I risultati dello studio di fase II hanno avuto successo,i neonati hanno iniziato a contrarre l'infezione meno frequentemente del 65,9% rispetto al gruppo di controllo. Ciò ha portato agli studi di Fase III, iniziati solo nel 2009. 

Gli studi di Fase III si sono svolti dal 2009 al 2014sette paesi dell’Africa sub-sahariana. Vi hanno preso parte più di 15.000 bambini. E i risultati furono promettenti, tanto che GSK iniziò a preparare l'impianto per la produzione. 

Tutto doveva essere ricominciato. Come mai?

Ma nell’ottobre 2015, l’OMS ha rivisto i datirisultati della fase III. Si è scoperto che i bambini vaccinati avevano maggiori probabilità di soffrire di meningite rispetto a quelli del gruppo di controllo. Si è verificato anche un aumento della mortalità tra le ragazze vaccinate, anche se non era del tutto chiaro se ciò fosse correlato al vaccino. Per affrontare questi problemi e testare il vaccino in un contesto più ampio, l’OMS ha chiesto uno studio ancora più ampio.

Oggi, la maggior parte dei ricercatori è d'accordoche fosse necessaria una ricerca aggiuntiva. Era importante escludere potenziali problemi di sicurezza, ha affermato Wongani Nyangulu, un medico che dirige il centro di ricerca di Fase IV nel Malawi meridionale.

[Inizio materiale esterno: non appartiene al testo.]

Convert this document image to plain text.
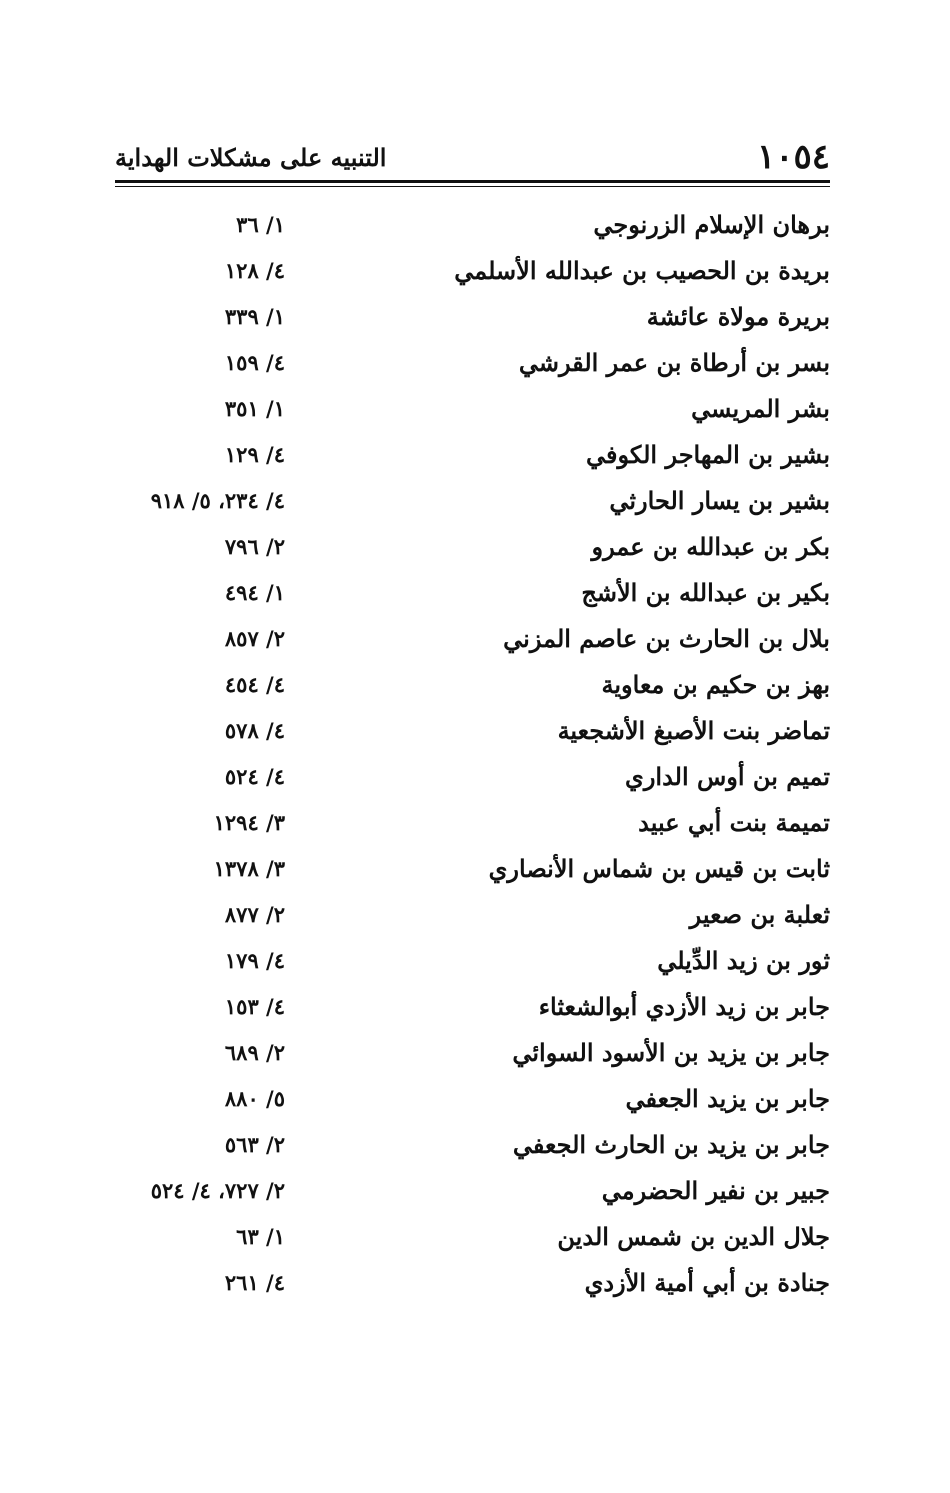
١٠٥٤
التنبيه على مشكلات الهداية
برهان الإسلام الزرنوجي
١/ ٣٦
بريدة بن الحصيب بن عبدالله الأسلمي
٤/ ١٢٨
بريرة مولاة عائشة
١/ ٣٣٩
بسر بن أرطاة بن عمر القرشي
٤/ ١٥٩
بشر المريسي
١/ ٣٥١
بشير بن المهاجر الكوفي
٤/ ١٢٩
بشير بن يسار الحارثي
٤/ ٢٣٤، ٥/ ٩١٨
بكر بن عبدالله بن عمرو
٢/ ٧٩٦
بكير بن عبدالله بن الأشج
١/ ٤٩٤
بلال بن الحارث بن عاصم المزني
٢/ ٨٥٧
بهز بن حكيم بن معاوية
٤/ ٤٥٤
تماضر بنت الأصبغ الأشجعية
٤/ ٥٧٨
تميم بن أوس الداري
٤/ ٥٢٤
تميمة بنت أبي عبيد
٣/ ١٢٩٤
ثابت بن قيس بن شماس الأنصاري
٣/ ١٣٧٨
ثعلبة بن صعير
٢/ ٨٧٧
ثور بن زيد الدِّيلي
٤/ ١٧٩
جابر بن زيد الأزدي أبوالشعثاء
٤/ ١٥٣
جابر بن يزيد بن الأسود السوائي
٢/ ٦٨٩
جابر بن يزيد الجعفي
٥/ ٨٨٠
جابر بن يزيد بن الحارث الجعفي
٢/ ٥٦٣
جبير بن نفير الحضرمي
٢/ ٧٢٧، ٤/ ٥٢٤
جلال الدين بن شمس الدين
١/ ٦٣
جنادة بن أبي أمية الأزدي
٤/ ٢٦١
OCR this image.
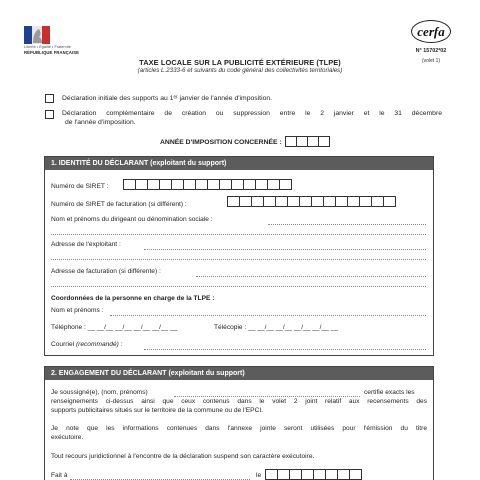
Liberté • Égalité • Fraternité
RÉPUBLIQUE FRANÇAISE
cerfa
N° 15702*02
(volet 1)
TAXE LOCALE SUR LA PUBLICITÉ EXTÉRIEURE (TLPE)
(articles L.2333-6 et suivants du code général des collectivités territoriales)
Déclaration initiale des supports au 1ᵉʳ janvier de l'année d'imposition.
Déclaration complémentaire de création ou suppression entre le 2 janvier et le 31 décembre
de l'année d'imposition.
ANNÉE D'IMPOSITION CONCERNÉE :
1. IDENTITÉ DU DÉCLARANT (exploitant du support)
Numéro de SIRET :
Numéro de SIRET de facturation (si différent) :
Nom et prénoms du dirigeant ou dénomination sociale :
Adresse de l'exploitant :
Adresse de facturation (si différente) :
Coordonnées de la personne en charge de la TLPE :
Nom et prénoms :
Téléphone : __ __/__ __/__ __/__ __/__ __	Télécopie : __ __/__ __/__ __/__ __/__ __
Courriel (recommandé) :
2. ENGAGEMENT DU DÉCLARANT (exploitant du support)
Je soussigné(e), (nom, prénoms)	certifie exacts les
renseignements ci-dessus ainsi que ceux contenus dans le volet 2 joint relatif aux recensements des
supports publicitaires situés sur le territoire de la commune ou de l'EPCI.
Je note que les informations contenues dans l'annexe jointe seront utilisées pour l'émission du titre
exécutoire.
Tout recours juridictionnel à l'encontre de la déclaration suspend son caractère exécutoire.
Fait à	le
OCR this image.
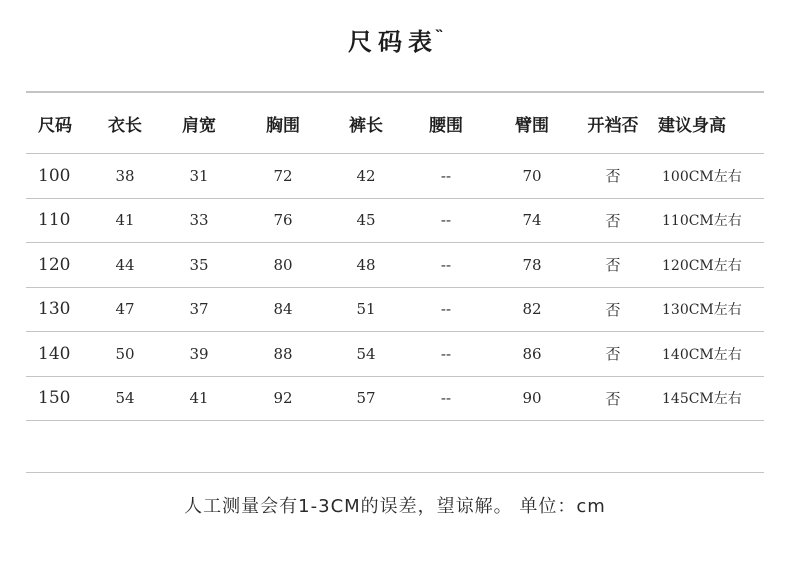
尺码表˵
尺码	衣长	肩宽	胸围	裤长	腰围	臂围	开裆否	建议身高
100	38	31	72	42	--	70	否	100CM左右
110	41	33	76	45	--	74	否	110CM左右
120	44	35	80	48	--	78	否	120CM左右
130	47	37	84	51	--	82	否	130CM左右
140	50	39	88	54	--	86	否	140CM左右
150	54	41	92	57	--	90	否	145CM左右
人工测量会有1-3CM的误差，望谅解。 单位：cm
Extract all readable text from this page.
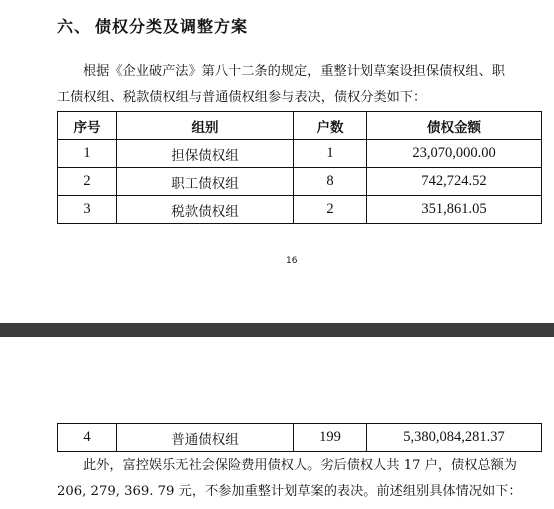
六、 债权分类及调整方案
根据《企业破产法》第八十二条的规定，重整计划草案设担保债权组、职
工债权组、税款债权组与普通债权组参与表决，债权分类如下：
序号	组别	户数	债权金额
1	担保债权组	1	23,070,000.00
2	职工债权组	8	742,724.52
3	税款债权组	2	351,861.05
16
4	普通债权组	199	5,380,084,281.37
此外，富控娱乐无社会保险费用债权人。劣后债权人共 17 户，债权总额为
206, 279, 369. 79 元，不参加重整计划草案的表决。前述组别具体情况如下：
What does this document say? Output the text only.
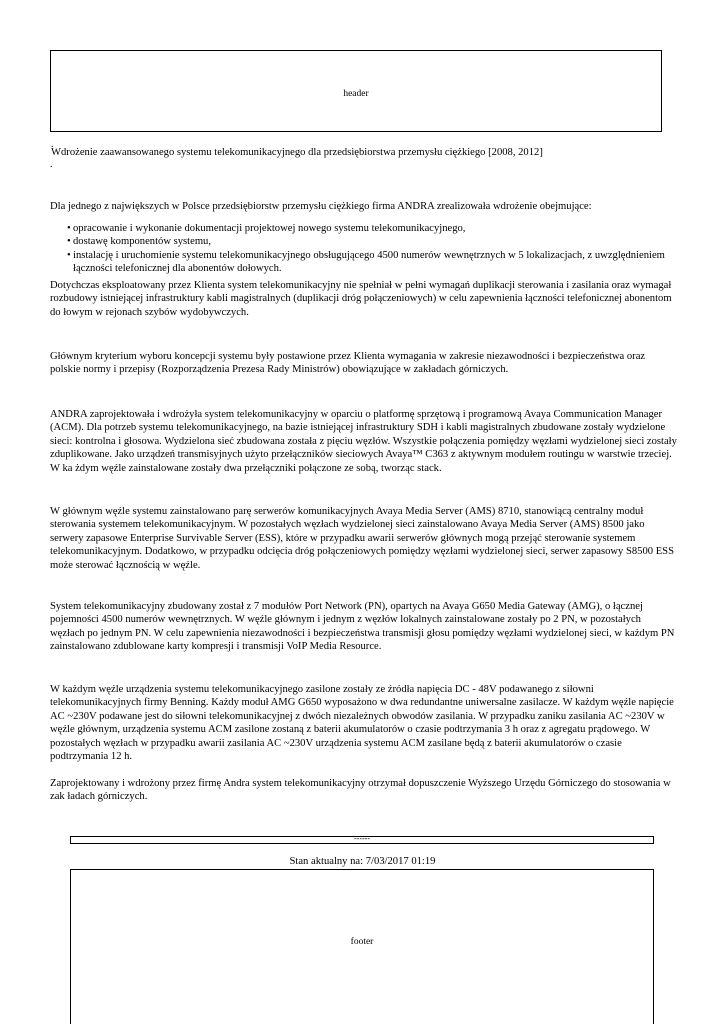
header
.
Wdrożenie zaawansowanego systemu telekomunikacyjnego dla przedsiębiorstwa przemysłu ciężkiego [2008, 2012]
.

Dla jednego z największych w Polsce przedsiębiorstw przemysłu ciężkiego firma ANDRA zrealizowała wdrożenie obejmujące:

• opracowanie i wykonanie dokumentacji projektowej nowego systemu telekomunikacyjnego,
• dostawę komponentów systemu,
• instalację i uruchomienie systemu telekomunikacyjnego obsługującego 4500 numerów wewnętrznych w 5 lokalizacjach, z uwzględnieniem łączności telefonicznej dla abonentów dołowych.

Dotychczas eksploatowany przez Klienta system telekomunikacyjny nie spełniał w pełni wymagań duplikacji sterowania i zasilania oraz wymagał rozbudowy istniejącej infrastruktury kabli magistralnych (duplikacji dróg połączeniowych) w celu zapewnienia łączności telefonicznej abonentom do łowym w rejonach szybów wydobywczych.

Głównym kryterium wyboru koncepcji systemu były postawione przez Klienta wymagania w zakresie niezawodności i bezpieczeństwa oraz polskie normy i przepisy (Rozporządzenia Prezesa Rady Ministrów) obowiązujące w zakładach górniczych.

ANDRA zaprojektowała i wdrożyła system telekomunikacyjny w oparciu o platformę sprzętową i programową Avaya Communication Manager (ACM). Dla potrzeb systemu telekomunikacyjnego, na bazie istniejącej infrastruktury SDH i kabli magistralnych zbudowane zostały wydzielone sieci: kontrolna i głosowa. Wydzielona sieć zbudowana została z pięciu węzłów. Wszystkie połączenia pomiędzy węzłami wydzielonej sieci zostały zduplikowane. Jako urządzeń transmisyjnych użyto przełączników sieciowych Avaya™ C363 z aktywnym modułem routingu w warstwie trzeciej. W ka żdym węźle zainstalowane zostały dwa przełączniki połączone ze sobą, tworząc stack.

W głównym węźle systemu zainstalowano parę serwerów komunikacyjnych Avaya Media Server (AMS) 8710, stanowiącą centralny moduł sterowania systemem telekomunikacyjnym. W pozostałych węzłach wydzielonej sieci zainstalowano Avaya Media Server (AMS) 8500 jako serwery zapasowe Enterprise Survivable Server (ESS), które w przypadku awarii serwerów głównych mogą przejąć sterowanie systemem telekomunikacyjnym. Dodatkowo, w przypadku odcięcia dróg połączeniowych pomiędzy węzłami wydzielonej sieci, serwer zapasowy S8500 ESS może sterować łącznością w węźle.

System telekomunikacyjny zbudowany został z 7 modułów Port Network (PN), opartych na Avaya G650 Media Gateway (AMG), o łącznej pojemności 4500 numerów wewnętrznych. W węźle głównym i jednym z węzłów lokalnych zainstalowane zostały po 2 PN, w pozostałych węzłach po jednym PN. W celu zapewnienia niezawodności i bezpieczeństwa transmisji głosu pomiędzy węzłami wydzielonej sieci, w każdym PN zainstalowano zdublowane karty kompresji i transmisji VoIP Media Resource.

W każdym węźle urządzenia systemu telekomunikacyjnego zasilone zostały ze źródła napięcia DC - 48V podawanego z siłowni telekomunikacyjnych firmy Benning. Każdy moduł AMG G650 wyposażono w dwa redundantne uniwersalne zasilacze. W każdym węźle napięcie AC ~230V podawane jest do siłowni telekomunikacyjnej z dwóch niezależnych obwodów zasilania. W przypadku zaniku zasilania AC ~230V w węźle głównym, urządzenia systemu ACM zasilone zostaną z baterii akumulatorów o czasie podtrzymania 3 h oraz z agregatu prądowego. W pozostałych węzłach w przypadku awarii zasilania AC ~230V urządzenia systemu ACM zasilane będą z baterii akumulatorów o czasie podtrzymania 12 h.

Zaprojektowany i wdrożony przez firmę Andra system telekomunikacyjny otrzymał dopuszczenie Wyższego Urzędu Górniczego do stosowania w zak ładach górniczych.

------
Stan aktualny na: 7/03/2017 01:19
footer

Il vaccino è stato infine testato per 900000 bambini in Ghana, Malawi e Kenya. Nell'ottobre 2021, l'OMS ha esaminato i risultati e raccomandato un vaccino per un uso diffuso in aree con livelli moderati o alti di trasmissione della malaria. Più di 20 anni dopo i primi successi nello sviluppo di vaccini, RTS,S era pronto per l'uso di massa.

I medici di tutto il mondo hanno notato una grande differenza nel modo in cui trattano il COVID-19 e la malaria.

“Se lo sviluppo di un vaccino contro la malariaSe fossero inviate le stesse risorse del caso del COVID-19, la malaria potrebbe essere debellata", ha scritto Damaris Matoke-Muhia, scienziata del Kenya Medical Research Institute. Ha notato che la malaria ha ucciso più persone in Africa rispetto a COVID-19.